Leia abaixo a íntegra do discurso feito ontem pelo presidente Fernando Henrique Cardoso no Palácio do Planalto:

"O ministro Paulo Renato, mais uma vez, com tranquilidade, precisão e objetividade respondeu às demandas da sociedade no âmbito específico do seu ministério, a questão do crédito educativo, que é candente. E o número tão expressivo de parlamentares que se organizaram em defesa do crédito educativo é uma demonstração disso. Mas o que é importante é o fato de que esse atendimento se faz não apenas porque há uma demanda, e que foi aumentada, agora, para a questão da reforma da Previdência, mas porque há uma programação, um projeto neste sentido. E essa programação, no que diz respeito ao crédito educativo, se impõe pelas razões que o ministro explicou.
Não podemos fazer face ao desenvolvimento educacional do Brasil se não contarmos com a cooperação das instituições privadas. E as instituições privadas, na sua imensa maioria, não podem fazer face aos custos crescentes do ensino.
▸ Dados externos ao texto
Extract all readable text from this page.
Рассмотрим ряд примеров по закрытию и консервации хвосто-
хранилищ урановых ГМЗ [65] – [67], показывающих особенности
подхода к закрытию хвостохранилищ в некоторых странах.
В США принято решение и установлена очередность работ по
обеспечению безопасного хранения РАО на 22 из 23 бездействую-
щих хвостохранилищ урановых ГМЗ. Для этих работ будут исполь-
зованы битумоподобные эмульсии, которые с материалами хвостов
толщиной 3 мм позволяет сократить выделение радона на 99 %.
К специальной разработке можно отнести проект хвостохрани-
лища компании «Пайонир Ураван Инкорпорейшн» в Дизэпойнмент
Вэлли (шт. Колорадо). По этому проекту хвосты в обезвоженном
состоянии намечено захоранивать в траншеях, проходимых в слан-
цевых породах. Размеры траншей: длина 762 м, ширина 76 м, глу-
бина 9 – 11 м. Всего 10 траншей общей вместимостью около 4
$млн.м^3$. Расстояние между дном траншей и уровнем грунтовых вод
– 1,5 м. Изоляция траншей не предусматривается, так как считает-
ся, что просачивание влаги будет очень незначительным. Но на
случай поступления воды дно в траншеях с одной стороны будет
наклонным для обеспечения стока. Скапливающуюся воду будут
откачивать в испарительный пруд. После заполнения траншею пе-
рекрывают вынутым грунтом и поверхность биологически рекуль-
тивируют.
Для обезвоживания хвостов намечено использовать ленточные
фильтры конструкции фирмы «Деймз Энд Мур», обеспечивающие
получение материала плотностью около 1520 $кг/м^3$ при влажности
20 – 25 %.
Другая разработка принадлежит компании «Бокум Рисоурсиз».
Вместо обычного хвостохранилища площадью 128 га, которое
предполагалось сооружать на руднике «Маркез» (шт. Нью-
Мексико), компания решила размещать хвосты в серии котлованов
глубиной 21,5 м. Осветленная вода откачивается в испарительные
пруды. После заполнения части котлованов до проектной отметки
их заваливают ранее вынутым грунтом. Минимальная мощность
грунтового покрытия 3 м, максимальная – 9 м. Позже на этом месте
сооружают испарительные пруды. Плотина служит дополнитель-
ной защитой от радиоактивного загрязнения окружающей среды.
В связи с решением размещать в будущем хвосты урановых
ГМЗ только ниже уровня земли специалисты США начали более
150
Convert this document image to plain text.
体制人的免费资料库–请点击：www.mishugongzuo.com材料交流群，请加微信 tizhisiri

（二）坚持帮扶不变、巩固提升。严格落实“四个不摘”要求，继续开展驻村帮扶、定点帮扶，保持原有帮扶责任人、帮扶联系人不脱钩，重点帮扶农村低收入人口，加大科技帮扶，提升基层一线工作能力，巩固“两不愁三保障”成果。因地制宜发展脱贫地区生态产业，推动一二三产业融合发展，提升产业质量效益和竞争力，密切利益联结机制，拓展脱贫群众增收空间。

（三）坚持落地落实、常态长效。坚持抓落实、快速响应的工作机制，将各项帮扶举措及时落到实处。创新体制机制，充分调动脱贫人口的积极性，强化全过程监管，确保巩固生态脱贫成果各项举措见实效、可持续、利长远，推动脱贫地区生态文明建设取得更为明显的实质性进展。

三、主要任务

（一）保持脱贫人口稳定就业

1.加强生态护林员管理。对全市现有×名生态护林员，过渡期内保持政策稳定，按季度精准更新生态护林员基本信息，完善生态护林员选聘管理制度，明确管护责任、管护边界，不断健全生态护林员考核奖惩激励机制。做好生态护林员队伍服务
E as obrigações, essas, sim, iniludíveis, para com a Previdência Social, se não houver também compreensão do financiamento para que estudantes que não têm recursos tenham acesso a essas escolas.
Trata-se de um financiamento. O ministro explicou bem a engenhosidade da área econômica e da Caixa Econômica também, no sentido de viabilizar esse financiamento. Mas não se trata, simplesmente, de recursos que seriam para o setor público que estão indo para o setor privado. É outra coisa. É a facilitação, por parte do poder público, para que haja acesso às escolas privadas, por parte daqueles que não têm condições econômicas de ascender a elas e que não podem ascender à escola pública, posto que a escola pública não atende a toda demanda hoje existente na sociedade. Não vai poder atender, porque, graças àquilo que eu tenho chamado sempre de revolução silenciosa, que meu governo está fazendo na educação, estamos aumentando, mas, violentamente, a demanda, primeiro nas escolas primárias, depois diminuindo a evasão nas escolas, depois no sistema secundário, agora no sistema universitário. Nisso vai um fluxo crescente de demanda, e seria insensato não haver uma coordenação entre o setor público e o setor privado para o atendimento do interesse do país, que é dar educação de boa qualidade e, o quanto possível, a todos aqueles que demandam educação. Trata-se disso.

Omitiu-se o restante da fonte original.